Under the initiative, the KMA says it intends to draw on the Foundation's experience in the science of K-history - which has been described as 'presenting historical events as they should have occurred without foreign interference' – to announce weather forecasts for the past as well as the future, in order to allow it to correct any 'errors of weather history' or 'historical atmospheric distortions'.
The first joint KMA-KNAHF weather forecast has already been issued for Typhoon Bolaven. It shows the devastating Category 6 typhoon traveled along the path originally predicted by the KMA. This is a significantly different path from the one predicted and then historically documented by foreign weather agencies once it had passed, who bizarrely didn't even call it a typhoon once it was near Korea, but instead merely a 'tropical storm', even though it was always called a typhoon in Korea.
But the Korean Meteorological Administration says that the foreign weather agencies appear determined to stick to a twisted view of history based on false claims and facts, in order to bolster their claims over the path of the typhoon.
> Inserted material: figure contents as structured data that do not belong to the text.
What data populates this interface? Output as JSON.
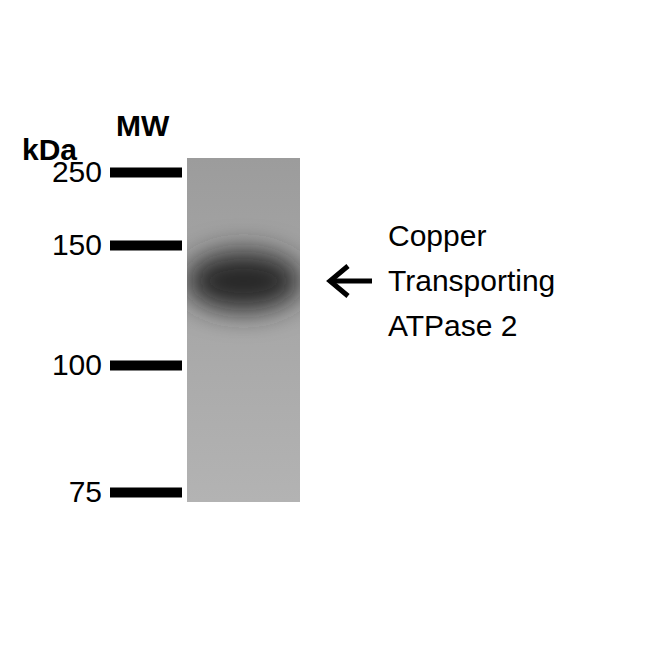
{
  "chart_data": {
    "type": "blot",
    "y_label": "kDa",
    "x_label": "MW",
    "ylim": [
      75,
      250
    ],
    "yticks": [
      250,
      150,
      100,
      75
    ],
    "values": [
      135
    ],
    "color": "#262626",
    "annotation": [
      "Copper",
      "Transporting",
      "ATPase 2"
    ]
  }
}
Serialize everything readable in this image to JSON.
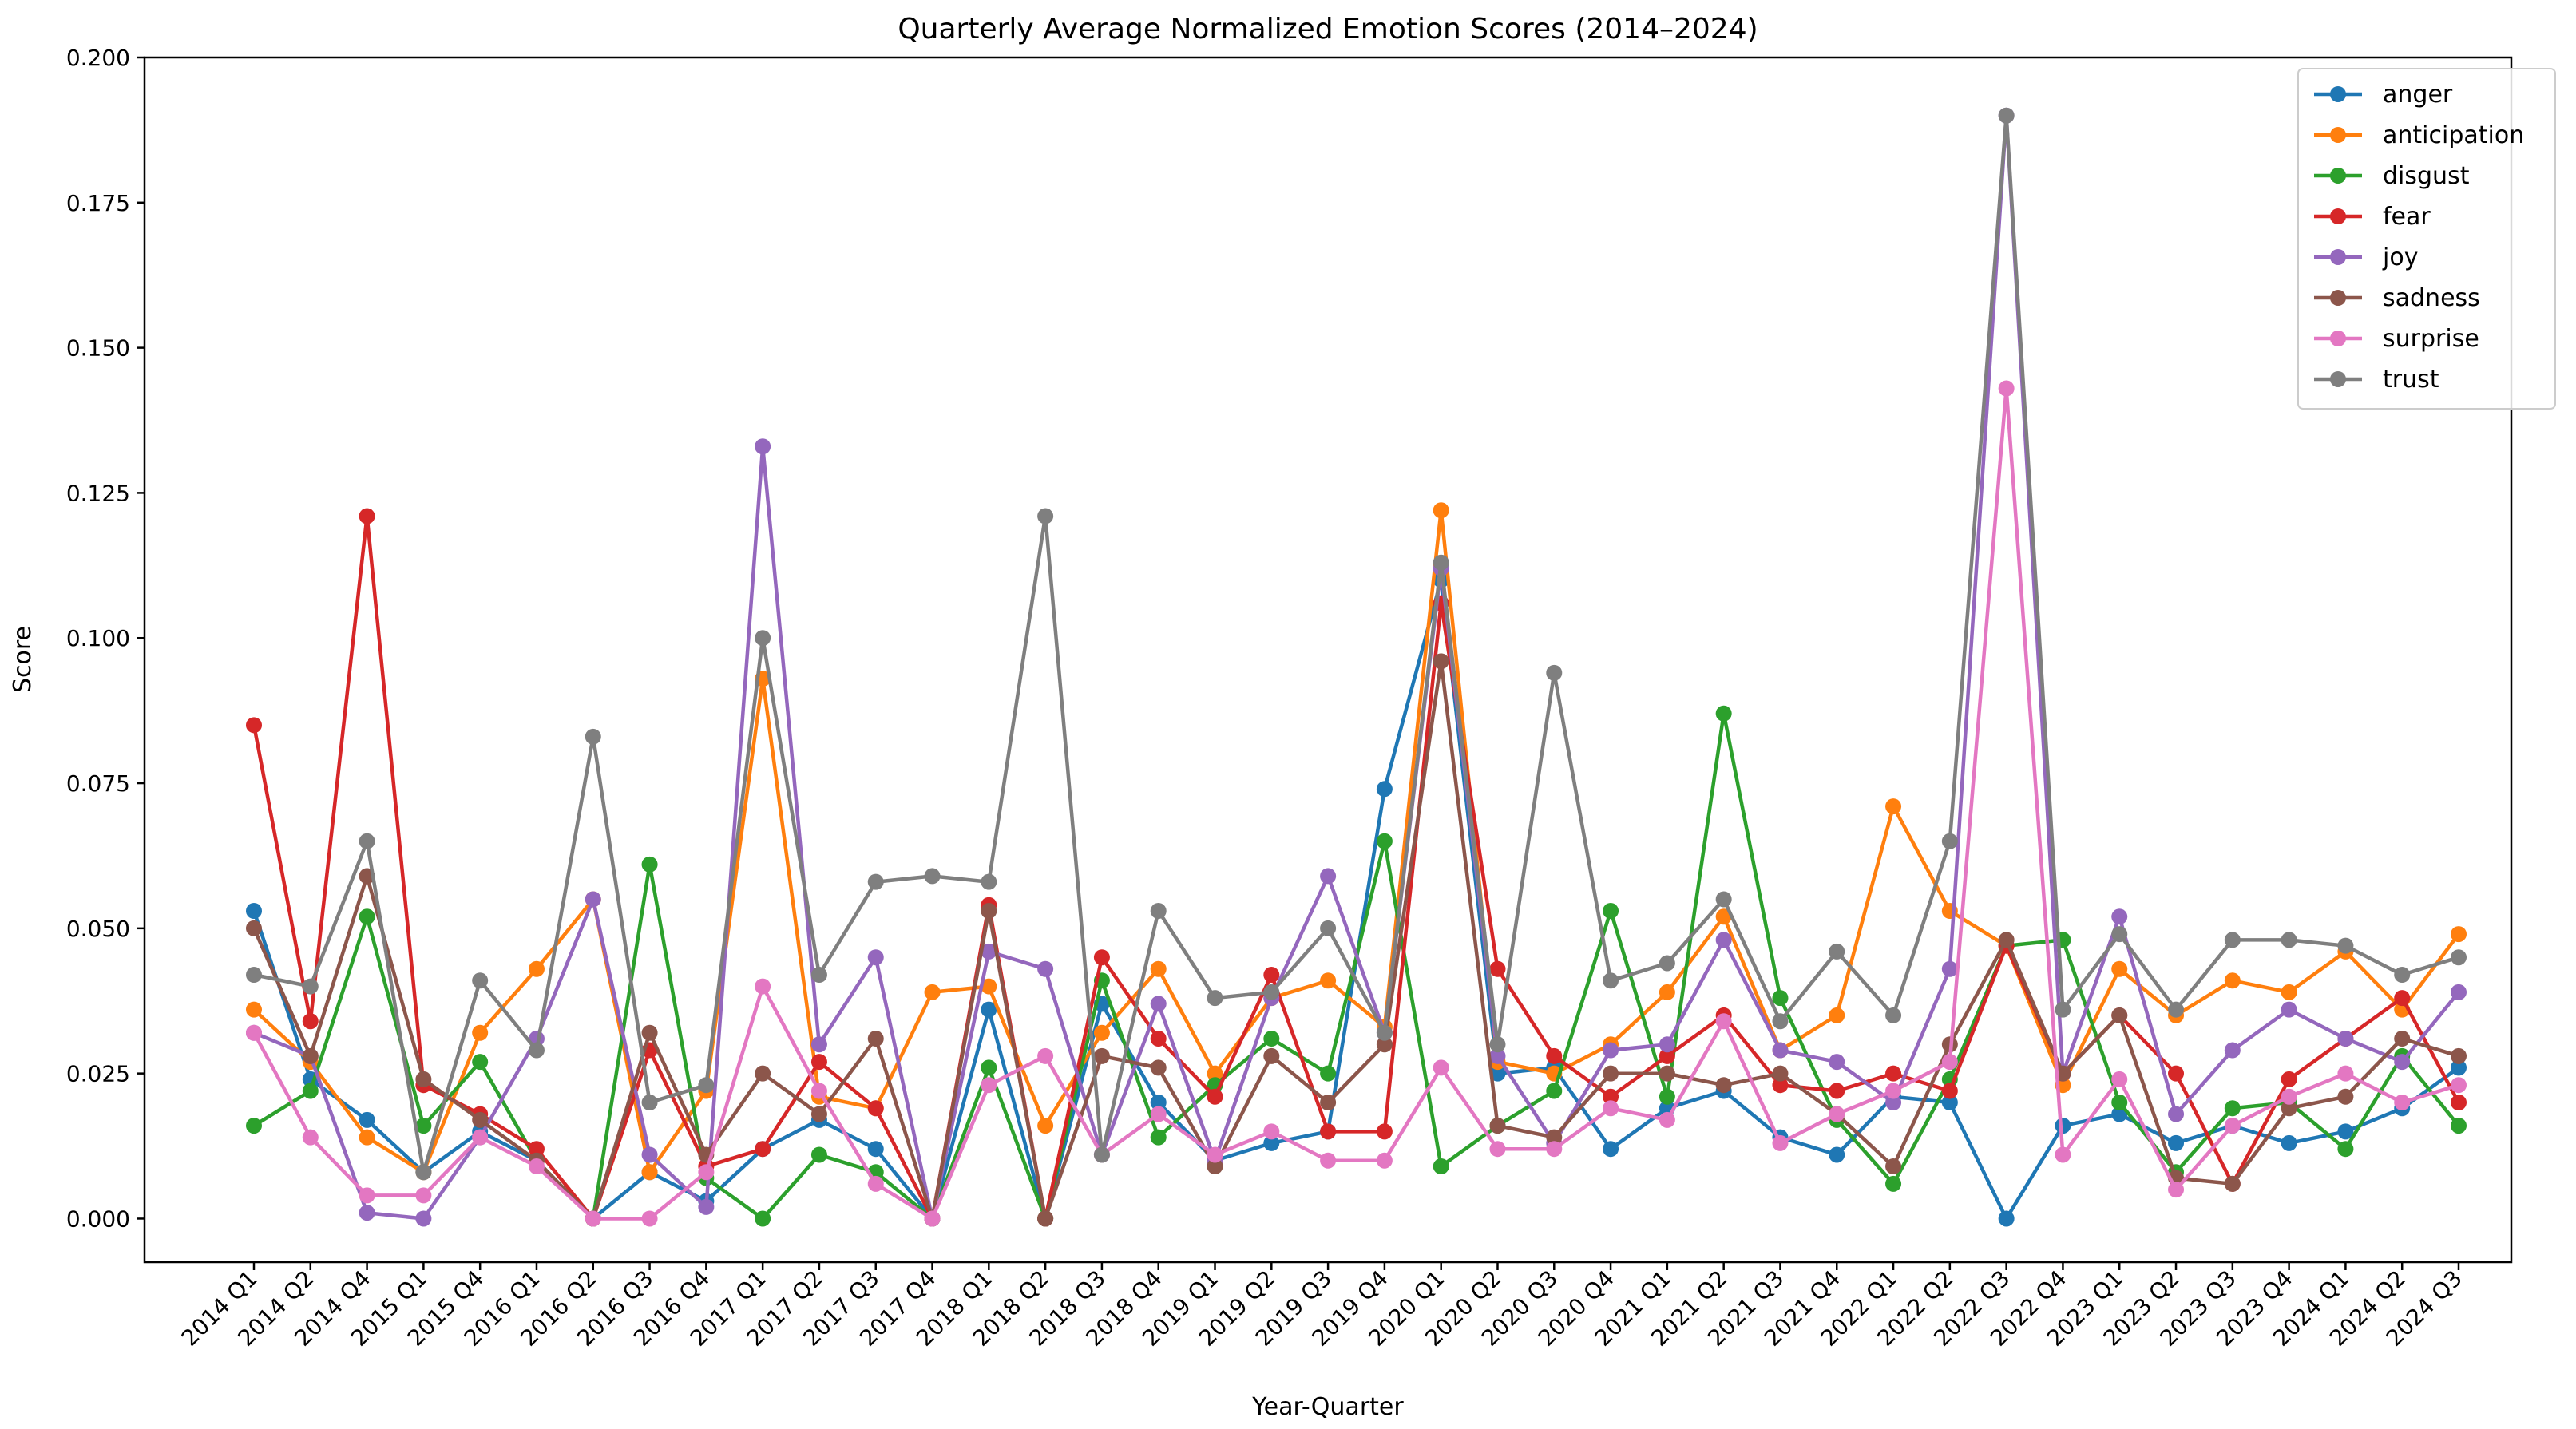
{
  "chart_data": {
    "type": "line",
    "title": "Quarterly Average Normalized Emotion Scores (2014–2024)",
    "xlabel": "Year-Quarter",
    "ylabel": "Score",
    "ylim": [
      -0.0075,
      0.2
    ],
    "yticks": [
      "0.000",
      "0.025",
      "0.050",
      "0.075",
      "0.100",
      "0.125",
      "0.150",
      "0.175",
      "0.200"
    ],
    "legend_position": "top-right",
    "grid": false,
    "categories": [
      "2014 Q1",
      "2014 Q2",
      "2014 Q4",
      "2015 Q1",
      "2015 Q4",
      "2016 Q1",
      "2016 Q2",
      "2016 Q3",
      "2016 Q4",
      "2017 Q1",
      "2017 Q2",
      "2017 Q3",
      "2017 Q4",
      "2018 Q1",
      "2018 Q2",
      "2018 Q3",
      "2018 Q4",
      "2019 Q1",
      "2019 Q2",
      "2019 Q3",
      "2019 Q4",
      "2020 Q1",
      "2020 Q2",
      "2020 Q3",
      "2020 Q4",
      "2021 Q1",
      "2021 Q2",
      "2021 Q3",
      "2021 Q4",
      "2022 Q1",
      "2022 Q2",
      "2022 Q3",
      "2022 Q4",
      "2023 Q1",
      "2023 Q2",
      "2023 Q3",
      "2023 Q4",
      "2024 Q1",
      "2024 Q2",
      "2024 Q3"
    ],
    "series": [
      {
        "name": "anger",
        "color": "#1f77b4",
        "values": [
          0.053,
          0.024,
          0.017,
          0.008,
          0.015,
          0.01,
          0.0,
          0.008,
          0.003,
          0.012,
          0.017,
          0.012,
          0.0,
          0.036,
          0.0,
          0.037,
          0.02,
          0.01,
          0.013,
          0.015,
          0.074,
          0.11,
          0.025,
          0.026,
          0.012,
          0.019,
          0.022,
          0.014,
          0.011,
          0.021,
          0.02,
          0.0,
          0.016,
          0.018,
          0.013,
          0.016,
          0.013,
          0.015,
          0.019,
          0.026
        ]
      },
      {
        "name": "anticipation",
        "color": "#ff7f0e",
        "values": [
          0.036,
          0.027,
          0.014,
          0.008,
          0.032,
          0.043,
          0.055,
          0.008,
          0.022,
          0.093,
          0.021,
          0.019,
          0.039,
          0.04,
          0.016,
          0.032,
          0.043,
          0.025,
          0.038,
          0.041,
          0.033,
          0.122,
          0.027,
          0.025,
          0.03,
          0.039,
          0.052,
          0.029,
          0.035,
          0.071,
          0.053,
          0.047,
          0.023,
          0.043,
          0.035,
          0.041,
          0.039,
          0.046,
          0.036,
          0.049
        ]
      },
      {
        "name": "disgust",
        "color": "#2ca02c",
        "values": [
          0.016,
          0.022,
          0.052,
          0.016,
          0.027,
          0.01,
          0.0,
          0.061,
          0.007,
          0.0,
          0.011,
          0.008,
          0.0,
          0.026,
          0.0,
          0.041,
          0.014,
          0.023,
          0.031,
          0.025,
          0.065,
          0.009,
          0.016,
          0.022,
          0.053,
          0.021,
          0.087,
          0.038,
          0.017,
          0.006,
          0.024,
          0.047,
          0.048,
          0.02,
          0.008,
          0.019,
          0.02,
          0.012,
          0.028,
          0.016
        ]
      },
      {
        "name": "fear",
        "color": "#d62728",
        "values": [
          0.085,
          0.034,
          0.121,
          0.023,
          0.018,
          0.012,
          0.0,
          0.029,
          0.009,
          0.012,
          0.027,
          0.019,
          0.0,
          0.054,
          0.0,
          0.045,
          0.031,
          0.021,
          0.042,
          0.015,
          0.015,
          0.106,
          0.043,
          0.028,
          0.021,
          0.028,
          0.035,
          0.023,
          0.022,
          0.025,
          0.022,
          0.047,
          0.025,
          0.035,
          0.025,
          0.006,
          0.024,
          0.031,
          0.038,
          0.02
        ]
      },
      {
        "name": "joy",
        "color": "#9467bd",
        "values": [
          0.032,
          0.028,
          0.001,
          0.0,
          0.014,
          0.031,
          0.055,
          0.011,
          0.002,
          0.133,
          0.03,
          0.045,
          0.0,
          0.046,
          0.043,
          0.011,
          0.037,
          0.01,
          0.038,
          0.059,
          0.032,
          0.112,
          0.028,
          0.013,
          0.029,
          0.03,
          0.048,
          0.029,
          0.027,
          0.02,
          0.043,
          0.19,
          0.025,
          0.052,
          0.018,
          0.029,
          0.036,
          0.031,
          0.027,
          0.039
        ]
      },
      {
        "name": "sadness",
        "color": "#8c564b",
        "values": [
          0.05,
          0.028,
          0.059,
          0.024,
          0.017,
          0.01,
          0.0,
          0.032,
          0.011,
          0.025,
          0.018,
          0.031,
          0.0,
          0.053,
          0.0,
          0.028,
          0.026,
          0.009,
          0.028,
          0.02,
          0.03,
          0.096,
          0.016,
          0.014,
          0.025,
          0.025,
          0.023,
          0.025,
          0.018,
          0.009,
          0.03,
          0.048,
          0.025,
          0.035,
          0.007,
          0.006,
          0.019,
          0.021,
          0.031,
          0.028
        ]
      },
      {
        "name": "surprise",
        "color": "#e377c2",
        "values": [
          0.032,
          0.014,
          0.004,
          0.004,
          0.014,
          0.009,
          0.0,
          0.0,
          0.008,
          0.04,
          0.022,
          0.006,
          0.0,
          0.023,
          0.028,
          0.011,
          0.018,
          0.011,
          0.015,
          0.01,
          0.01,
          0.026,
          0.012,
          0.012,
          0.019,
          0.017,
          0.034,
          0.013,
          0.018,
          0.022,
          0.027,
          0.143,
          0.011,
          0.024,
          0.005,
          0.016,
          0.021,
          0.025,
          0.02,
          0.023
        ]
      },
      {
        "name": "trust",
        "color": "#7f7f7f",
        "values": [
          0.042,
          0.04,
          0.065,
          0.008,
          0.041,
          0.029,
          0.083,
          0.02,
          0.023,
          0.1,
          0.042,
          0.058,
          0.059,
          0.058,
          0.121,
          0.011,
          0.053,
          0.038,
          0.039,
          0.05,
          0.032,
          0.113,
          0.03,
          0.094,
          0.041,
          0.044,
          0.055,
          0.034,
          0.046,
          0.035,
          0.065,
          0.19,
          0.036,
          0.049,
          0.036,
          0.048,
          0.048,
          0.047,
          0.042,
          0.045
        ]
      }
    ]
  }
}
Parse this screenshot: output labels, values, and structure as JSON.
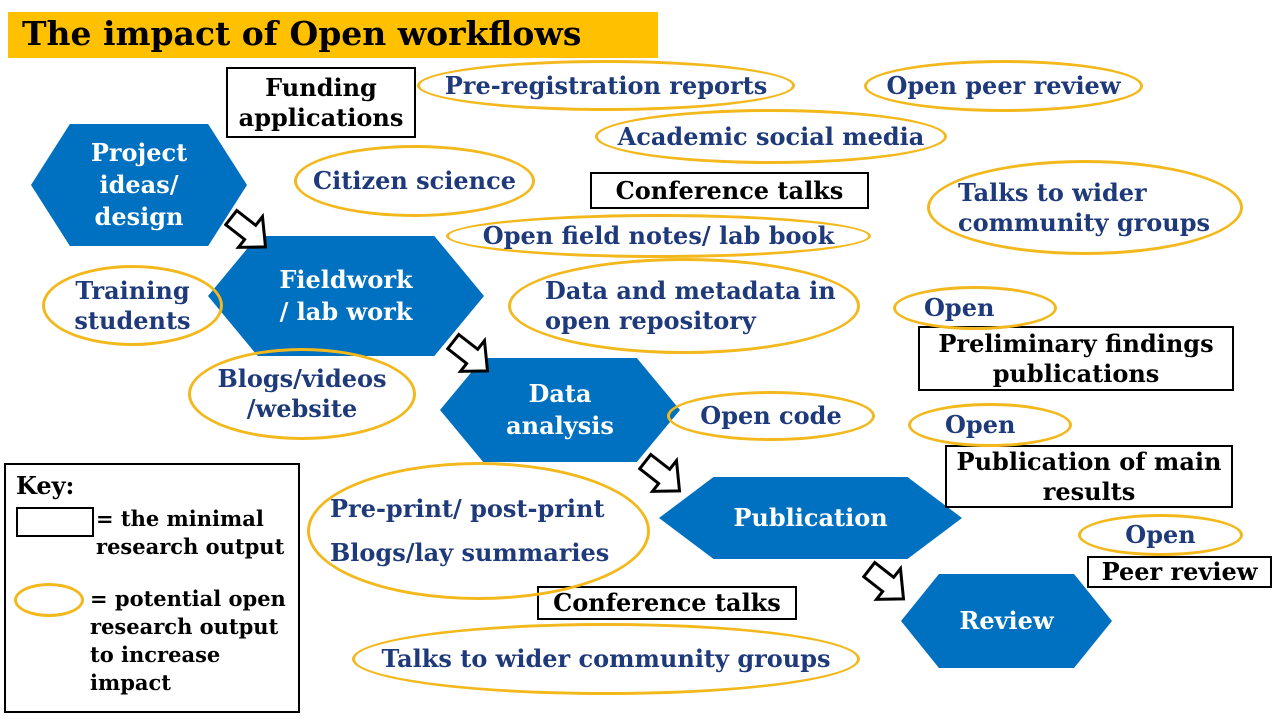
{
  "title": "The impact of Open workflows",
  "stages": {
    "project": "Project ideas/ design",
    "fieldwork": "Fieldwork / lab work",
    "analysis": "Data analysis",
    "publication": "Publication",
    "review": "Review"
  },
  "minimal_outputs": {
    "funding": "Funding applications",
    "conference_top": "Conference talks",
    "preliminary": "Preliminary findings publications",
    "main_results": "Publication of main results",
    "peer_review": "Peer review",
    "conference_bottom": "Conference talks"
  },
  "open_outputs": {
    "prereg": "Pre-registration reports",
    "open_peer_review": "Open peer review",
    "social_media": "Academic social media",
    "citizen_science": "Citizen science",
    "talks_wider_top": "Talks to wider community groups",
    "field_notes": "Open field notes/ lab book",
    "training": "Training students",
    "data_repo": "Data and metadata in open repository",
    "open_1": "Open",
    "blogs_videos": "Blogs/videos /website",
    "open_code": "Open code",
    "open_2": "Open",
    "preprint": "Pre-print/ post-print",
    "lay_summaries": "Blogs/lay summaries",
    "open_3": "Open",
    "talks_wider_bottom": "Talks to wider community groups"
  },
  "key": {
    "title": "Key:",
    "minimal": "= the minimal research output",
    "potential": "= potential open research output to increase impact"
  },
  "colors": {
    "title_bg": "#ffc000",
    "stage_fill": "#0070c0",
    "oval_border": "#f2b81c",
    "oval_text": "#1f3a7a"
  }
}
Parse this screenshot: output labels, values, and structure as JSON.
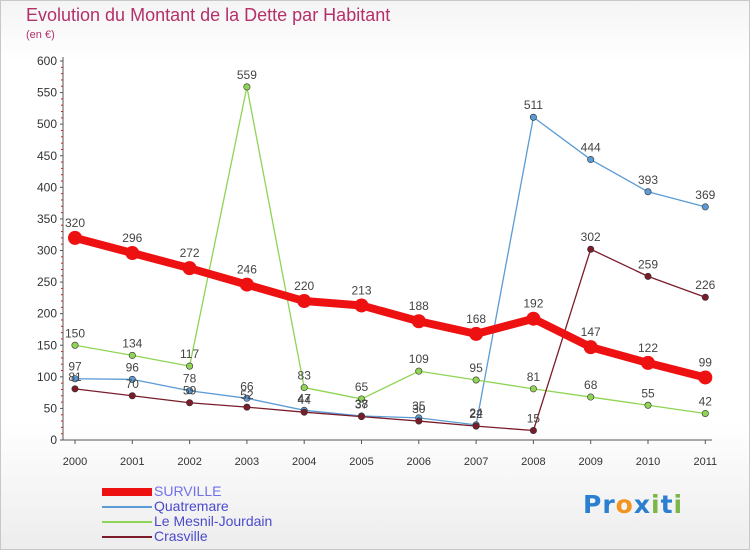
{
  "title": "Evolution du Montant de la Dette par Habitant",
  "subtitle": "(en €)",
  "brand": {
    "letters": [
      {
        "ch": "P",
        "color": "#2b7fd1"
      },
      {
        "ch": "r",
        "color": "#2b7fd1"
      },
      {
        "ch": "o",
        "color": "#f19420"
      },
      {
        "ch": "x",
        "color": "#2b7fd1"
      },
      {
        "ch": "i",
        "color": "#7ab648"
      },
      {
        "ch": "t",
        "color": "#2b7fd1"
      },
      {
        "ch": "i",
        "color": "#7ab648"
      }
    ]
  },
  "chart_data": {
    "type": "line",
    "title": "Evolution du Montant de la Dette par Habitant",
    "subtitle": "(en €)",
    "xlabel": "",
    "ylabel": "",
    "x": [
      "2000",
      "2001",
      "2002",
      "2003",
      "2004",
      "2005",
      "2006",
      "2007",
      "2008",
      "2009",
      "2010",
      "2011"
    ],
    "ylim": [
      0,
      600
    ],
    "yticks": [
      0,
      50,
      100,
      150,
      200,
      250,
      300,
      350,
      400,
      450,
      500,
      550,
      600
    ],
    "grid": false,
    "legend_position": "bottom-left",
    "series": [
      {
        "name": "SURVILLE",
        "color": "#ee1111",
        "emphasis": true,
        "values": [
          320,
          296,
          272,
          246,
          220,
          213,
          188,
          168,
          192,
          147,
          122,
          99
        ]
      },
      {
        "name": "Quatremare",
        "color": "#5b9bd5",
        "emphasis": false,
        "values": [
          97,
          96,
          78,
          66,
          47,
          38,
          35,
          24,
          511,
          444,
          393,
          369
        ]
      },
      {
        "name": "Le Mesnil-Jourdain",
        "color": "#8fd454",
        "emphasis": false,
        "values": [
          150,
          134,
          117,
          559,
          83,
          65,
          109,
          95,
          81,
          68,
          55,
          42
        ]
      },
      {
        "name": "Crasville",
        "color": "#7a1c2a",
        "emphasis": false,
        "values": [
          81,
          70,
          59,
          52,
          44,
          37,
          30,
          22,
          15,
          302,
          259,
          226
        ]
      }
    ]
  }
}
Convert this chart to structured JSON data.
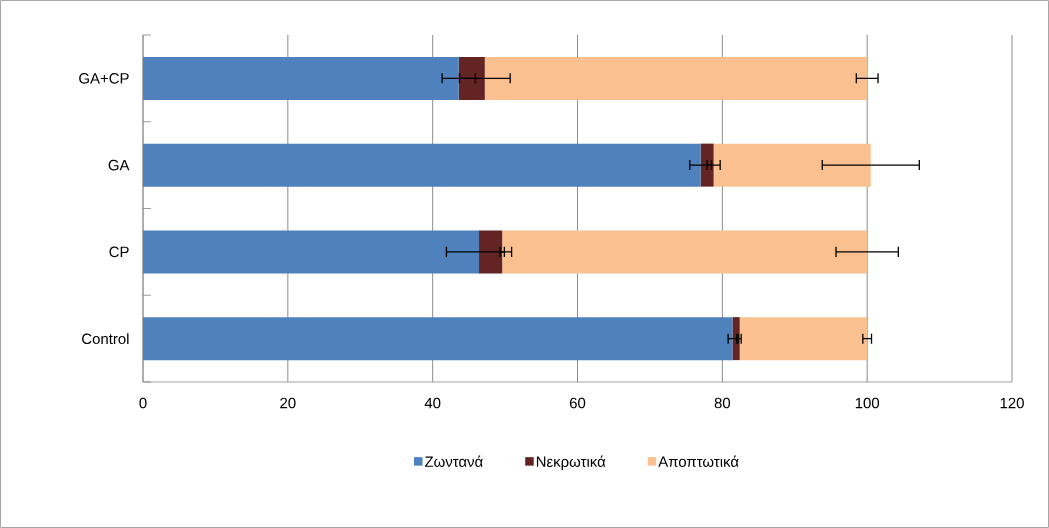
{
  "chart_data": {
    "type": "bar",
    "orientation": "horizontal",
    "stacked": true,
    "categories": [
      "GA+CP",
      "GA",
      "CP",
      "Control"
    ],
    "series": [
      {
        "name": "Ζωντανά",
        "color": "#4f81bd",
        "values": [
          43.6,
          77.0,
          46.4,
          81.4
        ],
        "errors": [
          2.3,
          1.5,
          4.5,
          0.6
        ]
      },
      {
        "name": "Νεκρωτικά",
        "color": "#632523",
        "values": [
          3.6,
          1.8,
          3.2,
          1.0
        ],
        "errors": [
          3.5,
          0.9,
          0.3,
          0.2
        ]
      },
      {
        "name": "Αποπτωτικά",
        "color": "#fac090",
        "values": [
          52.8,
          21.7,
          50.4,
          17.6
        ],
        "errors": [
          1.5,
          6.7,
          4.3,
          0.6
        ]
      }
    ],
    "xlim": [
      0,
      120
    ],
    "xticks": [
      0,
      20,
      40,
      60,
      80,
      100,
      120
    ],
    "grid": "x",
    "legend": "bottom"
  }
}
With help from the Korean Northeast Asian History Foundation, they announced that new research proved that free from foreign influences – specifically in the form of Chinese fishing boats illegally in Korean waters – the storm would have taken the path predicted, not the one ultimately fabricated by these foreign elements, and therefore rightfully it did in K-history.
The KMA said it was absolutely scientific and professional in drawing up the path taken by Typhoon Bolaven, and that fabricating data was normally impossible, apart from the time in 1987 when the KMA fabricated the path of Typhoon Thelma in order to cover up a forecasting mistake.
Foreign scientists have criticized the KMA's and Northeast Asian History Foundation's insistence on creating what some have termed 'a false historical record' of the storm's path however, pointing out that satellite pictures clearly show that the typhoon took a path almost 100 kilometers away from the one claimed by the KMA, but KMA scientists said the government should investigate rumors that these foreigners were using the eyes from Korean children in order to develop their pictures from space.
Separately today, the KMA announced that its prediction over number of typhoons to hit Korea in August – three – which had looked likely to be wrong after only typhoons Bolaven and Tembin struck the peninsula, was proven correct late last night when Typhoon Sanba suddenly developed downwind of an electric fan in Mokpo. Warnings were hurriedly issued but fortunately the storm blew itself out after 30 minutes when the automatic timer ran down.